2. Are redeemed out of the net income or out of freely disposable reserves, insofar as they may be used for such purpose, or

3. Are no-par-value shares and the resolution adopted by the general meeting stipulates that the redemption will have the effect of increasing the stake that the remaining shares have in the share capital pursuant to section 8 (3); where the management board is granted authority to perform the redemption, it may also be granted authority to amend the number stated in the by-laws.

(4) In the cases governed by subsection (3) as well, the capital reduction by way of redemption may be resolved upon only by the general meeting. A simple majority of the votes cast shall suffice for the resolution to be adopted. The by-laws may stipulate a greater majority ratio and may impose further requirements. The resolution is to specify the purpose of the capital reduction. The management board and the chairman of the supervisory board are to file an application for entry of the resolution in the Commercial Register.

(5) In the cases governed by subsection (3) nos. 1 and 2, an amount is to be allocated to the capital reserves that is equal to the amount of the share capital allocated to the redeemed shares of stock.

(6) Inasmuch as the redemption is a mandatory redemption stipulated in the by-laws, no resolution need be adopted by the general meeting. In such event, the decision of the management board as to the redemption shall take the stead of the resolution adopted by the general meeting in applying the regulations as to the ordinary capital reduction.

Section 238
Entry into force of the capital reduction

Upon the resolution or, if the redemption is subsequent to same, upon the redemption having been entered in the register, the share capital shall have been reduced by the amount allocated to the redeemed shares of stock. Where the redemption is a mandatory redemption stipulated in the by-laws, the share capital shall have been reduced upon the mandatory redemption having been performed unless the general meeting adopts a resolution as to the capital reduction. The redemption shall require an action to be taken by the company targeted at the permanent cancellation of the rights attaching to certain shares of stock.

Section 239
Application for entry in the register of the implementation

(1) The management board is to file an application for entry in the Commercial Register of the fact that the reduction of the share capital has been implemented. This shall apply also in the case of a mandatory redemption stipulated in the by-laws.

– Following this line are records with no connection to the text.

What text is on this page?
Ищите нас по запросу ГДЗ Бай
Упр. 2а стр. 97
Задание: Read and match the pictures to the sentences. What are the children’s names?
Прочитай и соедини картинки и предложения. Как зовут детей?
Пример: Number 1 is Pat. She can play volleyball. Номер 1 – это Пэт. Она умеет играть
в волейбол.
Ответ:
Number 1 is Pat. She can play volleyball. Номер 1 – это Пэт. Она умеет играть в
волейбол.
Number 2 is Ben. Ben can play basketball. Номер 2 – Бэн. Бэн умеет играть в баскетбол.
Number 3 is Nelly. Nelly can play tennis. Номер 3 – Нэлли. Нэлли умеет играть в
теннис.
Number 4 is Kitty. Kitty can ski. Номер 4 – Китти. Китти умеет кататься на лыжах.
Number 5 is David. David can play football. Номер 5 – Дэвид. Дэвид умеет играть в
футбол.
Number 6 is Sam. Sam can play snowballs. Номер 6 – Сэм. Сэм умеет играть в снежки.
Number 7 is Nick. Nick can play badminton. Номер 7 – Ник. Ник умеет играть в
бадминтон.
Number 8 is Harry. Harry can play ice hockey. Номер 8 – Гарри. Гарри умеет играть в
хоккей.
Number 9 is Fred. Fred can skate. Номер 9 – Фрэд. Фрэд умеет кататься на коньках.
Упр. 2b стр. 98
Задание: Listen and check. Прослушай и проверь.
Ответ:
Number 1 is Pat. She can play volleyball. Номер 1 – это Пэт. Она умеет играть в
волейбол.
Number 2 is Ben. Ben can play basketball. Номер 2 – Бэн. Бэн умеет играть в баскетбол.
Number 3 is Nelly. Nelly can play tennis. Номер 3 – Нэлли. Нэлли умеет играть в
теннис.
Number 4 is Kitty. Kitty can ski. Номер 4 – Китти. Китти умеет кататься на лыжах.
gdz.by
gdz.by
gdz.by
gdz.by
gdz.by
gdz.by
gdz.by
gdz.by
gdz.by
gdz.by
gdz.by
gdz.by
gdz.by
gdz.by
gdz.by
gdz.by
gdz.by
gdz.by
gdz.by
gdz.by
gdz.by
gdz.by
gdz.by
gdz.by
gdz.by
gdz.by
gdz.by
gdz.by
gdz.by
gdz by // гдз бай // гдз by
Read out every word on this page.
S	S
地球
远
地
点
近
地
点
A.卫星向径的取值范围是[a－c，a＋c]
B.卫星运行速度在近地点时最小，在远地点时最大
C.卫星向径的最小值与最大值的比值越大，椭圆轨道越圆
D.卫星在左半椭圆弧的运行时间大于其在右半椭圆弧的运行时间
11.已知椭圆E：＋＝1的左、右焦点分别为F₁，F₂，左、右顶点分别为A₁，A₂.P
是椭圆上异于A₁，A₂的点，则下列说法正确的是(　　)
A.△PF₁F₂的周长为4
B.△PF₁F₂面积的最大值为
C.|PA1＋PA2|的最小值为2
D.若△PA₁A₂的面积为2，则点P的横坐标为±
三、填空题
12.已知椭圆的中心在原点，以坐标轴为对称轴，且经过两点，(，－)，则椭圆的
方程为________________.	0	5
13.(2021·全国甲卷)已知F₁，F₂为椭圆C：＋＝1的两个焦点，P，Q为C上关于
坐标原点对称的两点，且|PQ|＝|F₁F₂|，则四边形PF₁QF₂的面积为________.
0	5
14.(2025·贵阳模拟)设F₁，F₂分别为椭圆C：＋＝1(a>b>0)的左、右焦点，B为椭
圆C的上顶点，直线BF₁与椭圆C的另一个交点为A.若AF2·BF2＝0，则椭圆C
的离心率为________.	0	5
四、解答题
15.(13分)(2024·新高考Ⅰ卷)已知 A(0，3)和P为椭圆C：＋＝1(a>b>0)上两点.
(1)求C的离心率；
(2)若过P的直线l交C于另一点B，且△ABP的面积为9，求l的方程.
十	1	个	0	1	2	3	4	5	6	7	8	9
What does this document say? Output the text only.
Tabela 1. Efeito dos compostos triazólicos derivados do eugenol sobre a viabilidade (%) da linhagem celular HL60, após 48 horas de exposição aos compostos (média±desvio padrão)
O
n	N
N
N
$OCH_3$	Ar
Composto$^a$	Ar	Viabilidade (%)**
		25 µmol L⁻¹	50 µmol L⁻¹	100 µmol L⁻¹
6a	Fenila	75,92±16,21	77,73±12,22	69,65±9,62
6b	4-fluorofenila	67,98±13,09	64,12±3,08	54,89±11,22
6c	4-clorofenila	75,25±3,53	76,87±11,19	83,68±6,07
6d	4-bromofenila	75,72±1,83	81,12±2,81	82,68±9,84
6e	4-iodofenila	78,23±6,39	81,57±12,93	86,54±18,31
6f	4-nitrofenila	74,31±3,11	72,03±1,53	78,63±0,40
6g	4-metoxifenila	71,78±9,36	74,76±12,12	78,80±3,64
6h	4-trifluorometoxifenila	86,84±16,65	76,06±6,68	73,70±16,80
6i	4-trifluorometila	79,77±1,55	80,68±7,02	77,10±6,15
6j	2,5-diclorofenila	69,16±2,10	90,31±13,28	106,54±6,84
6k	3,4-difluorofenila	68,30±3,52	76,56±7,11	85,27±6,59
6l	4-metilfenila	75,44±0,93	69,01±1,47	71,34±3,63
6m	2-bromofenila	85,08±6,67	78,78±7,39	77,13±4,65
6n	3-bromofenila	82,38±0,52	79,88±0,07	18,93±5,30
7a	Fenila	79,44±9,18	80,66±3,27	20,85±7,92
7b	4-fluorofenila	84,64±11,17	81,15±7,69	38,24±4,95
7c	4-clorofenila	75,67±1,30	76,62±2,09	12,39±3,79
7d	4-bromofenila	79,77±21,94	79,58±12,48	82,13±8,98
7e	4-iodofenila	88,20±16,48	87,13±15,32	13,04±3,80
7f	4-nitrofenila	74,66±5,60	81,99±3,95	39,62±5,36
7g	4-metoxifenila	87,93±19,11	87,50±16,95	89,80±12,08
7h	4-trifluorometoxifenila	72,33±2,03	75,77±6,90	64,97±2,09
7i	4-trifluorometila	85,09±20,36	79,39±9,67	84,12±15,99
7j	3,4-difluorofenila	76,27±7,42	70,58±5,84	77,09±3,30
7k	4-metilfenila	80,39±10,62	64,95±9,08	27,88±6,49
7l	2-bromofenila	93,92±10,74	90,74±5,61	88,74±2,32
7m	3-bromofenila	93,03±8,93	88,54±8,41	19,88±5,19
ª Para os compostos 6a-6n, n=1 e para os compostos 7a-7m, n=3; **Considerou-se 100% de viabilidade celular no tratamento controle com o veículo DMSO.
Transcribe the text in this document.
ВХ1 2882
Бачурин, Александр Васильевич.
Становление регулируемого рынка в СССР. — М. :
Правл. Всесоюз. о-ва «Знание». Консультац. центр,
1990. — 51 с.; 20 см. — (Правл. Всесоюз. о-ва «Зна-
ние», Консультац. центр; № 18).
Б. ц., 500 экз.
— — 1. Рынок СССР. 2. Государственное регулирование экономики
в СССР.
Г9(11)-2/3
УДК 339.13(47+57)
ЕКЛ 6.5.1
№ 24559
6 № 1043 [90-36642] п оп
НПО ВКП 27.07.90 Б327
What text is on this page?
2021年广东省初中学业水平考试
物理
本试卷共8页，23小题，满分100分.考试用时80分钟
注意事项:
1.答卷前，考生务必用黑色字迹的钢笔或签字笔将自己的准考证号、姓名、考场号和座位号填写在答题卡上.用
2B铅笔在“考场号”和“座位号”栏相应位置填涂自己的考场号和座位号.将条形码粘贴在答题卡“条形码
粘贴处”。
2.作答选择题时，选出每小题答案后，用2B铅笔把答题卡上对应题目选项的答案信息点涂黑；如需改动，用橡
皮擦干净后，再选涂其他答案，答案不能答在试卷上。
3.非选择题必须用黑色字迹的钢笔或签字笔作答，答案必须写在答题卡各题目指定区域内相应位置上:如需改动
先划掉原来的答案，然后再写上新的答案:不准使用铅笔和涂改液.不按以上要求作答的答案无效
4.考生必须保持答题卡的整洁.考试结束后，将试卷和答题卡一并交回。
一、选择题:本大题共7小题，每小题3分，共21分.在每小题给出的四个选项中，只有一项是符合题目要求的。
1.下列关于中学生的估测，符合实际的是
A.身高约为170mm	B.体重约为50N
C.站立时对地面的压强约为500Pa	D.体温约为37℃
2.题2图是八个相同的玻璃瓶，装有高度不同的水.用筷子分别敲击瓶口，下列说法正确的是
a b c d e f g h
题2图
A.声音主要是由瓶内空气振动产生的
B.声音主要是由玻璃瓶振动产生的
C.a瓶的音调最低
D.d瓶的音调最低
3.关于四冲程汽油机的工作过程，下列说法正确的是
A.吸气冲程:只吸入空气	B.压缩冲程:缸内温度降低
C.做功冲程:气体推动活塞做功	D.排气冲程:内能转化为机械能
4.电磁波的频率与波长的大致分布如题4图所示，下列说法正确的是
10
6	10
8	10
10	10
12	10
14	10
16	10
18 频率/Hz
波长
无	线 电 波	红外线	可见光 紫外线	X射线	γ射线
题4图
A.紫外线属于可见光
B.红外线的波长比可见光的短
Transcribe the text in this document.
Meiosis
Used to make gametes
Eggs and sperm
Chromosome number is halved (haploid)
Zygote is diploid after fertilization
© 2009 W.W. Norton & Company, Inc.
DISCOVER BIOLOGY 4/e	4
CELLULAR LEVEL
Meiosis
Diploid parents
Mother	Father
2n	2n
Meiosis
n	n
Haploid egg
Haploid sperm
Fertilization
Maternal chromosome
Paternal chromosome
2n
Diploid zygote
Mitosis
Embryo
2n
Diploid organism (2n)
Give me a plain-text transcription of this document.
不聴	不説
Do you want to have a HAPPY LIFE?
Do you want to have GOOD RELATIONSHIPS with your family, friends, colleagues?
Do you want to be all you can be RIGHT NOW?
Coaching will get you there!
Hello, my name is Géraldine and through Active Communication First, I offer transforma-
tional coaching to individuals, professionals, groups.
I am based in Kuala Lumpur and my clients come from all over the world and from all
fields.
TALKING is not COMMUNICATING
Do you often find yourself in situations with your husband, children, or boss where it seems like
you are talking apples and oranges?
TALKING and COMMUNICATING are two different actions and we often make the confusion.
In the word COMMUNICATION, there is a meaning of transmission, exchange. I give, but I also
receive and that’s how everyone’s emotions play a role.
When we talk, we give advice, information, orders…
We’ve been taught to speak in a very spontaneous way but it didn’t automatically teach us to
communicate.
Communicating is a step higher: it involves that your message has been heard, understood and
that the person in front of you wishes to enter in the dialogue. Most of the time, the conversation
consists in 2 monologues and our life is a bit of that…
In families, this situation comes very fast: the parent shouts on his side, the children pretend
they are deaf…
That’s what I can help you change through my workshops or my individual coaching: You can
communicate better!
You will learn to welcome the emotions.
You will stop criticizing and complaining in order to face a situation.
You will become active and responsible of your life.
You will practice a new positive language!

(2) The application for entry in the register, and entry in same, of the fact that the reduction has been implemented may be joined to the application for entry in the register, and entry in same, of the resolution as to the reduction.

Subchapter 4
Reporting the capital reduction

Section 240

The amount obtained from the capital reduction is to be separately recognised in the income statement as “revenue from capital reduction,” following the item “withdrawals from retained income.” An allocation to the capital reserves pursuant to section 229 (1) and section 232 is to be separately recognised as an “allocation to the capital reserves according to the regulations governing the simplified capital reduction.” An explanation is to be provided in the notes whether and, if so, in which amount the amounts obtained from the capital reduction and from reversing the retained income will be used:

1.  To offset impairments in value,

2.  To cover other losses, or

3.  As allocations to the capital reserves.

Where the company is a small share capital company (section 267 (1) of the Commercial Code (HGB)), it need not apply the third sentence.